By 2014, Gallman had made strides. He developed into the team’s lead back, but he was still developing. That was evident when he faced Oklahoma in last year’s Russell Athletic Bowl. He had just 55 yards on 19 carries, a product of trying to do too much with every touch.

This past offseason, the pieces began to fall into place. Gallman learned the subtleties of the job -- bounce it one gap at a time, be patient for holes to open -- and his production soared. That volatility he displayed in practice in his early days on campus was now evident on every carry, and slowly but surely over the course of a game, he would bring defenses to their knees.

“He’s got a toughness about him that you want in every football player,” offensive coordinator Tony Elliott said. “He’s tough, physical and runs violent.”

That mean streak has been Gallman’s calling card this season. It’s what the defenses notice, even if the general public has been a bit slow to catch on.

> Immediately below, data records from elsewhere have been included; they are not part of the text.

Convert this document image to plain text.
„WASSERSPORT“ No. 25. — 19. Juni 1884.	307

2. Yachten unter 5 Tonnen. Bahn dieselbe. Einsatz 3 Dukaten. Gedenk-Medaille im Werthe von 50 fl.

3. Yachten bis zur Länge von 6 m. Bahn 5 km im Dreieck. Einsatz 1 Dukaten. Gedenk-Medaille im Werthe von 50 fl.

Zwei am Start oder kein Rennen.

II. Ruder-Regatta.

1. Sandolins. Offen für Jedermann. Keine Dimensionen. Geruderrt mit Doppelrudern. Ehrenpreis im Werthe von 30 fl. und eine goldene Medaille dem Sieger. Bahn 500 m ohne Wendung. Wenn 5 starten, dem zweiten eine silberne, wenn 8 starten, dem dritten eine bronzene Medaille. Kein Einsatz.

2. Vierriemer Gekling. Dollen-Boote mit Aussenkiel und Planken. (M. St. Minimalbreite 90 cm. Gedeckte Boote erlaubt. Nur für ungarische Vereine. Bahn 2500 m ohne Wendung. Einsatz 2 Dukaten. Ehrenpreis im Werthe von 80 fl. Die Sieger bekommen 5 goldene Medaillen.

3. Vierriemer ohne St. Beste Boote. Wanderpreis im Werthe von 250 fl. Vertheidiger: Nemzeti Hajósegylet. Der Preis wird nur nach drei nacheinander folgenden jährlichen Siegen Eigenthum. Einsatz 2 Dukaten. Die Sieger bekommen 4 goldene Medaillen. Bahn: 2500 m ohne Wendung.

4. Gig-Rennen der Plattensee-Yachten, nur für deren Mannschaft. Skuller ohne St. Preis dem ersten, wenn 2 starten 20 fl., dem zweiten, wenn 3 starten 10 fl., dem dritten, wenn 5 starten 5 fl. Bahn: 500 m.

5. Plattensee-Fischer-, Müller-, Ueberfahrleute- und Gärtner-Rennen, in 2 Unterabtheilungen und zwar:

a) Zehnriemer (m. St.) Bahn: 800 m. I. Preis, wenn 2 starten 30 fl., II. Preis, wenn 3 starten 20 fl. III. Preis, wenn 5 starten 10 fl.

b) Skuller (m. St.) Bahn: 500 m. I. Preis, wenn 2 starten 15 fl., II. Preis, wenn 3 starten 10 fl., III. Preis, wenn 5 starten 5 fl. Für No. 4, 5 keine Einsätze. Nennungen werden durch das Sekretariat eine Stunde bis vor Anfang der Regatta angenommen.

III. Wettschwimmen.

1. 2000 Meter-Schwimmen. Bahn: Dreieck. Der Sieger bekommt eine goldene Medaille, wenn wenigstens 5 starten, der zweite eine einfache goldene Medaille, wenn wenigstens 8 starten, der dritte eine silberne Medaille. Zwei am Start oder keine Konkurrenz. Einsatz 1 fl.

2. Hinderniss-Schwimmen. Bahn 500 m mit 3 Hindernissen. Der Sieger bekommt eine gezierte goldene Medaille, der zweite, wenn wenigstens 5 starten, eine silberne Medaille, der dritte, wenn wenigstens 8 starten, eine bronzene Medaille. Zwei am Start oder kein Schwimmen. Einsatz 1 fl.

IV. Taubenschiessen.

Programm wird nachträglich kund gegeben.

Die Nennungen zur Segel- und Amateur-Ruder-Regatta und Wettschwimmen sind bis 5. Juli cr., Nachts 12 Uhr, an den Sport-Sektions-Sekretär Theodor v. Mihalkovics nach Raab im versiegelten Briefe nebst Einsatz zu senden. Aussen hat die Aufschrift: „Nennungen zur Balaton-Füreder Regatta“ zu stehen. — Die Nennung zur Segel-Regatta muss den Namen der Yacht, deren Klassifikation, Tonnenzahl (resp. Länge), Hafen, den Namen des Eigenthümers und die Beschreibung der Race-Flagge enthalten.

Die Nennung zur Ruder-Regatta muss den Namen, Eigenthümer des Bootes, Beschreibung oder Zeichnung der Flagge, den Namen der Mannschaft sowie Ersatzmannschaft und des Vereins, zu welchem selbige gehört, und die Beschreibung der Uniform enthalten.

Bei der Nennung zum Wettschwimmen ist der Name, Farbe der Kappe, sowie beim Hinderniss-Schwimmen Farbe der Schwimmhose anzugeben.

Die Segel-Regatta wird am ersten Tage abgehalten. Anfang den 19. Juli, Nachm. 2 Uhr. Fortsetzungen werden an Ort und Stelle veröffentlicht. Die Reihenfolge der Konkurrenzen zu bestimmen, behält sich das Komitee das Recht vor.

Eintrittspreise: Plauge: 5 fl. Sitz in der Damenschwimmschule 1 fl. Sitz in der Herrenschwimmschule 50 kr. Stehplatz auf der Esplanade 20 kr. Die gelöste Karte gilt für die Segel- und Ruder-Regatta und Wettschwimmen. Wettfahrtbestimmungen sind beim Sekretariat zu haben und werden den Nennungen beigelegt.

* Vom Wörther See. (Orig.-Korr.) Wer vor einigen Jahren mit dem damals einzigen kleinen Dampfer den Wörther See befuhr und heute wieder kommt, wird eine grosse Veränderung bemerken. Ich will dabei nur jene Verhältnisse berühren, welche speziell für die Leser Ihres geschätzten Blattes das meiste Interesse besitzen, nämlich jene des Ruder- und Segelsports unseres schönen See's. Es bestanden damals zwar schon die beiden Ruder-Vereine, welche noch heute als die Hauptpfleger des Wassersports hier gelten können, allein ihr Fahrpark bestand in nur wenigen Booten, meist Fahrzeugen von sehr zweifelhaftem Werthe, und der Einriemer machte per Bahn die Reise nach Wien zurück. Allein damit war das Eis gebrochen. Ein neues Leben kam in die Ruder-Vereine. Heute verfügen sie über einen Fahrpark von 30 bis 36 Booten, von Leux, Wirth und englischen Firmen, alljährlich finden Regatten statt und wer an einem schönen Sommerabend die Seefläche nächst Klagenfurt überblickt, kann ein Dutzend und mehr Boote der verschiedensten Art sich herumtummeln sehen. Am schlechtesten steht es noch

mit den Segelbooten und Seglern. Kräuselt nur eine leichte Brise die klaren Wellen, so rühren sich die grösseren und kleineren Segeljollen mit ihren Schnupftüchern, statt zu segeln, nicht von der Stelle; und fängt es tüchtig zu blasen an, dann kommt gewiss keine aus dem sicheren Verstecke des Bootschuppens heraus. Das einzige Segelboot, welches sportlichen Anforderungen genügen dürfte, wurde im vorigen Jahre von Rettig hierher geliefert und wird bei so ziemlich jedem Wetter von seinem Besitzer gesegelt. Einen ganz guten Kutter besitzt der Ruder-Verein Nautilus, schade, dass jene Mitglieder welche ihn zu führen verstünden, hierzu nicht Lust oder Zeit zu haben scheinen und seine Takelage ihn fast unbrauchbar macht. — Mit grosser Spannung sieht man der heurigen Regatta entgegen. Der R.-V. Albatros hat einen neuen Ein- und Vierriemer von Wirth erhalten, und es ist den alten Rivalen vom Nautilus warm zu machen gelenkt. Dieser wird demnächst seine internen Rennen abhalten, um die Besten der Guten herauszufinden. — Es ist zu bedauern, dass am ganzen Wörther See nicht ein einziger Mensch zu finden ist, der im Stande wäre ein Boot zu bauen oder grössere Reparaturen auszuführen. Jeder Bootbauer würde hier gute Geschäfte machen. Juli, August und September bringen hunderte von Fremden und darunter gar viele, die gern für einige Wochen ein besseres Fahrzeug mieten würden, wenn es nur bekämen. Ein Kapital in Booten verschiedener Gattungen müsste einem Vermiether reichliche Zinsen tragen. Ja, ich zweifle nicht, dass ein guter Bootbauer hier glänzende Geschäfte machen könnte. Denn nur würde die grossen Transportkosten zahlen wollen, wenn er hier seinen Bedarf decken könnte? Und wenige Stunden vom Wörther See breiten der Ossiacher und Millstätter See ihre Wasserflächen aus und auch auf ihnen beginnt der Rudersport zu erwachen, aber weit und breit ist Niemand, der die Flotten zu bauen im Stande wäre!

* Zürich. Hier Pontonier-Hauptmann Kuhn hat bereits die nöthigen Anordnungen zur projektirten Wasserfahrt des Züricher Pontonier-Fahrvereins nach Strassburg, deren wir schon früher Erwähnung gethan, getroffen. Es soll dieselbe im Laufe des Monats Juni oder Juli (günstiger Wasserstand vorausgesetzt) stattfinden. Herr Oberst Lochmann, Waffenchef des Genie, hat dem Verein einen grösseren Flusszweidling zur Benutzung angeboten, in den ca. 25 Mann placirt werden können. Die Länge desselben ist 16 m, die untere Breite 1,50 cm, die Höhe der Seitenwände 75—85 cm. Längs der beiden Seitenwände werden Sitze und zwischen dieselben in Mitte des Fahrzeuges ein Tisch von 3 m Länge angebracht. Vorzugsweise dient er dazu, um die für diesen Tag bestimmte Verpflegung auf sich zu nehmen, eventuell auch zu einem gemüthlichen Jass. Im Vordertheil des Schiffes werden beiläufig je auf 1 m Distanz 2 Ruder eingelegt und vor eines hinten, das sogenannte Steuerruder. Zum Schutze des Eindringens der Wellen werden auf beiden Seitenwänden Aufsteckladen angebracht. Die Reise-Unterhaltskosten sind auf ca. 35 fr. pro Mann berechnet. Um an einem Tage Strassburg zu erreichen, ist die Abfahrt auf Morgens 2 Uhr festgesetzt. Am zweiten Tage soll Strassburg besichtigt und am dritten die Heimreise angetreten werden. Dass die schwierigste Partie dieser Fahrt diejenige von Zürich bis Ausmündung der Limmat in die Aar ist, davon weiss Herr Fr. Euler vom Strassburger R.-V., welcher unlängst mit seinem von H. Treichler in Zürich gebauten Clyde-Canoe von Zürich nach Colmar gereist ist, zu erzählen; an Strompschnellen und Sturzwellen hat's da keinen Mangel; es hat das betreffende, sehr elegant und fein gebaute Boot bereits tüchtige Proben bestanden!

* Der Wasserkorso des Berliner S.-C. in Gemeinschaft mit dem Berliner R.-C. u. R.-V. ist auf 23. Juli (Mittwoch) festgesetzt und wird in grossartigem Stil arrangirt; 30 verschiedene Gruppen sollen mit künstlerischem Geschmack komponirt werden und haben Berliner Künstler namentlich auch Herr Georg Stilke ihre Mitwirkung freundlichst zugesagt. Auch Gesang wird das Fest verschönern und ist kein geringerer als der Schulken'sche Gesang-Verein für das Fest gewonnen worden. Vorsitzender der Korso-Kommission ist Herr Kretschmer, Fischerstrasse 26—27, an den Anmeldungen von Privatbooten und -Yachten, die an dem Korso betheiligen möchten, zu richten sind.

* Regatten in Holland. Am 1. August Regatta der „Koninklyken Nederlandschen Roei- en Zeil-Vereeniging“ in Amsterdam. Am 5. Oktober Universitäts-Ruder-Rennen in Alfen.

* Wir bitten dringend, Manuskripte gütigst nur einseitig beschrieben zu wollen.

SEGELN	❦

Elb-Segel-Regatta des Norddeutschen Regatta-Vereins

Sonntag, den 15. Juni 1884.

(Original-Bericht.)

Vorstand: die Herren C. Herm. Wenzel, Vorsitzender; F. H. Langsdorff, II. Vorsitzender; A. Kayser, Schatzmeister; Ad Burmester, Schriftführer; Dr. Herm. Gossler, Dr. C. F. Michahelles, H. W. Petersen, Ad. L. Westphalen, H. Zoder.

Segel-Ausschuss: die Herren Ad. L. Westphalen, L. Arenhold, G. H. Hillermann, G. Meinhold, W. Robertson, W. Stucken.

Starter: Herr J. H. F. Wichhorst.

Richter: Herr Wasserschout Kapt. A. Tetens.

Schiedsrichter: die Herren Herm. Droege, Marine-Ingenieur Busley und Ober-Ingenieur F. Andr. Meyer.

But this game is different too. This is the big stage, and the opposition is intense. Gallman’s physicality will be tested by an immensely powerful defensive front, and wearing down the opposition looks unlikely given Alabama’s depth on the line.

Ask Gallman about all this and he plays it straight. Sure, the Crimson Tide look good on film, he said, but he’ll be ready. No guarantees, no hype, just a focus to finish the job strong.

And maybe there’s a small smirk there too -- a small sign of that fire burning just out of public view.

“I don’t have to prove myself to anyone,” he said. “People will see what I can do.”